I’m also going to say it. None of these measures ultimately help. They create annoying experiences for real users while doing little to nothing to prevent the most determined circumventing of the measures that you have lovingly implemented.
The Unwinnable Game
Blocking scrapers is like playing chess against a cheater and while you may think you’ve won, but they’ll always find a way to move the pieces in their favor whether it is against the rules or not.
Developers who fight against scrapers quickly realize the harsh truth that every countermeasure they put in place is temporary.
Here are some examples.
You block an IP range? They use proxies.
You require JavaScript? They run a headless browser.
You check for known bot user agents? They randomize them.
You fingerprint devices? They use spoofing tools.
It’s an endless arms race, and at some point, you have to ask whether this is really worth it in the end?
Who Really Loses?
Frankly it’s everybody.
Users get frustrated because legitimate browsing becomes more painful.

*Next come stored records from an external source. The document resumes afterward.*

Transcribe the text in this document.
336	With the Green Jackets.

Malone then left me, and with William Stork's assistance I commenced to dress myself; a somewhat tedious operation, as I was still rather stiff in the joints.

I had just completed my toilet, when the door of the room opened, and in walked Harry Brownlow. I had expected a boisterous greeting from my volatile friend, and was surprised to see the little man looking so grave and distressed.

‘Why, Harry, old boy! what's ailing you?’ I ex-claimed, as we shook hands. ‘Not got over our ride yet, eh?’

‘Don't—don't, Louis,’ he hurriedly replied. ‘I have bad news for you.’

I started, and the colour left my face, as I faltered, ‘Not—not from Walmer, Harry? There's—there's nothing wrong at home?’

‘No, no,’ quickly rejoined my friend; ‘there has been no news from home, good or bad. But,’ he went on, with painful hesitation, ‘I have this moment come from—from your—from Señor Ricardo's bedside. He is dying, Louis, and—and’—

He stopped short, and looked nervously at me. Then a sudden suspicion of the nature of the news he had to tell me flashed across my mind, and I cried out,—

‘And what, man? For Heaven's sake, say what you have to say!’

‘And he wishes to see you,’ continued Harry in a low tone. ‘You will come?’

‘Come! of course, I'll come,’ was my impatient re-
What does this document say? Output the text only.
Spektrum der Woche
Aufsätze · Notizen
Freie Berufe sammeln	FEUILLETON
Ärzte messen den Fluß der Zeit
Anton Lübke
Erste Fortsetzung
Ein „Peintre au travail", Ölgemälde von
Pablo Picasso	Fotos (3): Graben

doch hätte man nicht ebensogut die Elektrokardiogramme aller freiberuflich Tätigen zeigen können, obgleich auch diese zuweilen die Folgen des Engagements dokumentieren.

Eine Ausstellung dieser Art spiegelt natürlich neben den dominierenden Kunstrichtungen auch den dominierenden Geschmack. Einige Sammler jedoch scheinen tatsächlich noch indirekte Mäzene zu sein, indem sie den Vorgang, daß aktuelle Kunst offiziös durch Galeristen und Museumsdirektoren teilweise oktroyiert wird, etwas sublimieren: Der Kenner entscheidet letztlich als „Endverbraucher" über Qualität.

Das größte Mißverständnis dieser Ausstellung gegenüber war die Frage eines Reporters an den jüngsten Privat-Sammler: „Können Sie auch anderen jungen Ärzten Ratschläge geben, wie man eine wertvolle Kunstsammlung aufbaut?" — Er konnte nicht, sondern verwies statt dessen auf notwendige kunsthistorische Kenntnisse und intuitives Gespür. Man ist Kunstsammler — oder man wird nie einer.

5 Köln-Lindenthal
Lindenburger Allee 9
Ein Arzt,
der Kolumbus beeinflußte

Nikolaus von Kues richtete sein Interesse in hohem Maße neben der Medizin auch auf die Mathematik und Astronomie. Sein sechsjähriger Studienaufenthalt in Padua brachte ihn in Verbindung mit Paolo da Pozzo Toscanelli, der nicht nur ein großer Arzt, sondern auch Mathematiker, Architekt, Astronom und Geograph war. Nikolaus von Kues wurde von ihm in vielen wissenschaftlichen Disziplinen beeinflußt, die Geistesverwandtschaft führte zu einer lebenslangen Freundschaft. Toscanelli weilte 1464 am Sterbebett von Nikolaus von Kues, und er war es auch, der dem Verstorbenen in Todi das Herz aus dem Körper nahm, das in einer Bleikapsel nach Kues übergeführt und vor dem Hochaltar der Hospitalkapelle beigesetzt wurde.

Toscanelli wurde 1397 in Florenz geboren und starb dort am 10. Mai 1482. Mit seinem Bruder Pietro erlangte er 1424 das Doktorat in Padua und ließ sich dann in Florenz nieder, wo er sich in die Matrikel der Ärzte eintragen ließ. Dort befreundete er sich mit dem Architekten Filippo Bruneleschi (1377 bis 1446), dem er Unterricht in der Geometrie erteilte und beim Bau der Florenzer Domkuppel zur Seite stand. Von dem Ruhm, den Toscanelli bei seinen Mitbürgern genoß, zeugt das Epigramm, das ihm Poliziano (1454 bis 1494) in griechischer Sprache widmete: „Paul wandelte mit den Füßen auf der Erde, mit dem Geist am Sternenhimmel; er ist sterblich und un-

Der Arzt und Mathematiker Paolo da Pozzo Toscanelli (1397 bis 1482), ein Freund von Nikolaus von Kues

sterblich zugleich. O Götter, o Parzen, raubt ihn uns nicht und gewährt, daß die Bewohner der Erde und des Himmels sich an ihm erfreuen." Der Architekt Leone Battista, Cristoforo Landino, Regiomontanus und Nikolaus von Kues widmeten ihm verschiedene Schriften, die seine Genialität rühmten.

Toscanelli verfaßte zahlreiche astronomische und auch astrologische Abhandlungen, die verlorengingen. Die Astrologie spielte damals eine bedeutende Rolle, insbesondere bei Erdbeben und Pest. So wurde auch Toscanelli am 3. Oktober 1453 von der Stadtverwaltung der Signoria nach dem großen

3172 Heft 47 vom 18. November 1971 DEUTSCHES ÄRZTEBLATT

Companies lose revenue, which means inevitable layoffs or they stop viewing their customers as anything other than an inconvenience.
Developers waste their time battling a moving target rather than building great features.
The web becomes a mess of artificial barriers and dark patterns, where every site assumes you’re trying to steal from them.
12ft Ladder is a symptom of wider problems. I don’t blame the people developing or using it, but it’s escalating the conflict between developers and end users. Piracy for paywalls feels like a win for users in the short term, but in a longer time horizon it is just making everything worse.
What’s the Solution?
So, what can be done about this?
Developers
Instead of fighting an unwinnable battle, focus on compelling features that people want to pay for. Remember when Radiohead released an album with a pay what you want pricing strategy in 2007. They had enough fans who would pay more than the minimum $0 for their work, can you make your work good enough so customers choose to pay for it? This strategy is contrary to annoying users into paying for work through annoyance.
Users
If you like content, support the people who make it. If a paywall is unreasonable, don’t consume the content. Forcing a company to rethink its approach is better than cheating the system, and of course stealing is morally dubious.
Companies
Consider alternative monetization strategies, like freemium models, subscriptions with added value, or ethical advertising. As an industry, we can do better, and it is time we did so.
Conclusion
If we keep going down the path of scrapers vs. developers, we’re just going to end up with a web full of hostile design, constant roadblocks, and an increasingly miserable experience for everyone.
But hey, maybe that’s the future we deserve.